Rabu, 28 April 2010

Chanoyu, Seni Minum Teh dari Jepang



Chado atau the way of tea adalah suatu jalan atau cara memahami upacara minum teh dan segala estetikanya untuk dapat diaplikasikan dalam secara nyata dalam kehidupan sehari-hari. Chado sering juga disebut sebagai Chanoyu.

Chanoyu sendiri, kalau diartikan secara harafiah artinya adalah air panas untuk teh. Tradisi ini berkembang seiring dengan sejarah panjang masuknya teh ke Jepang.


"Make a delicious bowl of tea"
Itu jawaban pertama dari Sen No Rikyu ketika ditanya muridnya tentang hal yang
terpenting yang harus dipahami dan tersimpan dari dalam pikiran kita ketika kita
sedang melakukan tata cara upacara minum teh. Jadi tak heran kalau sensei
Uchida, salah seorang pengajar Chanoyu di JF Indonesia mengatakan hal tersebut
kepada muridnya, karena hal tersebut merupakan bagian dari Seven Rules of
Rikyu's yang menjadi fondamental bagi seseorang yang berhubungan perilaku kita
sewaktu latihan Chanoyu.

Walau tampaknya sederhana, tetapi membuat teh yang lezat, tampaknya begitu
sederhana, tetapi sebenarnya membutuhkan effort, knowledge dan kesungguhan hati
dari Otemae. Simplenya, untk membuat teh yang paling lezat, tentu kita sajikan
teh yang paling mahal. Mahal disini bukan sekedar dari nilai uang yang kita
gunakan untuk membeli teh tersebut, tetapi juga valueable dri teh tersebut.
Apakah teh tersebut mahal karena kemasannya? Karena langka? Karena susah
prosesnya? Karena dibuat dari bahan baku terbaik, lokasi yang baik, proses yang
dan sebagainya.




Lalu apakah semua itu cukup hanya dengan memiliki teh terbaik dan mahal kita
bisa menyajikan teh yang paling lezat?

Sayangnya teh-teh yang mahal (baca kualitas tinggi), seringkali membutuhkan
pengetahuan dan treatment yang khusus. Kualiatas air, suhu yang tepat, lama
seduh (khusus untuk Chanoyu tentunya keterampilan dalam menggunakan chasen),
adalah langkah-langkah berikutnya.

Untuk mengetahui ini semua, selain membutuhkan ilmu tersendiri juga pengalaman
dan jam terbang. Bagaimana kita tahu teh tersebut yang terbaik, kalau belum
mencoba yang kurang baik. Kita juga mesti tahu, bagaimana seharusnya teh
tersebut diproses.

Jadi make a delicous bowl of tea, lebih bermakna filosofis, untuk menunjukkan
kesungguhan dan terlebih passionate kita untuk membuatnya.

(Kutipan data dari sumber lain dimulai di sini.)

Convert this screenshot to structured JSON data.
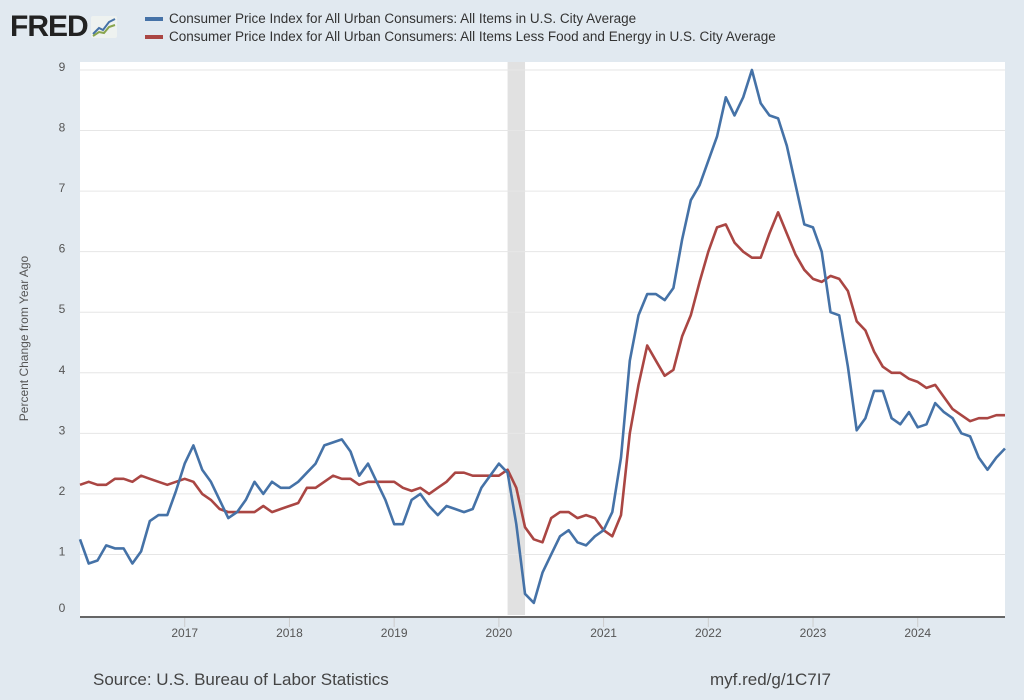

Chanoyu atau Chado bukan sekedar ritual ceremony dalam bahasa simbolisasi,
melainkan sebuah jalan hidup yang memang diaplikasikan dalam kehidupan
sehari-hari. Prinsip dasar dari Rikyu, yaitu Wa (keselarasan), Kei (rasa
hormat), Sei (kesucian) dan Jaku (ketenangan) itulah dasar-dasar kita dapat
menjadi otemae yang baik.



Dalam sebuah ceremony, beberapa memang dilakukan dalam simbolisasi. Seperti
Keselarasan peralatan yang digunakan, yang mesti disesuaikan dengan musim sesuai
kehendak alam. Keselarasan gerak, yang presisi namun penuh nilai seni tinggi.
Seorang Otemae seperti Uchida, dimata saya gerakannya seperti penari yang
lembut, tetapi tegas dan khidmat.

Rasa hormat, diaplikasikan dengan beberapa macam cara hormat seperti Sin, So
atau Gyo. Tetapi prinsip dasar dari rasa hormat disini adalah sincerity, atau
ketulusan untuk membawa kita kesuatu hubungan yang terbuka dan intim dengan
lingkungan, kemanusian dan alam.




Tanpa rasa hormat dan ketulusan hati, niscaya sulit kita dapat menyajikan teh
dengan baik, yang mesti dilakukan dengan tata cara dimana dimata orang awam
terlihat ribet dan lama. Begitu juga sebagai tamu, tanpa ada rasa hormat dan
ketulusan, sang tamu tidak akan dapat menikmati teh yang disajikan. Karena
kesemua itu tidak hanya dinikmati di mulut, tetapi juga dipikiran dan dihati.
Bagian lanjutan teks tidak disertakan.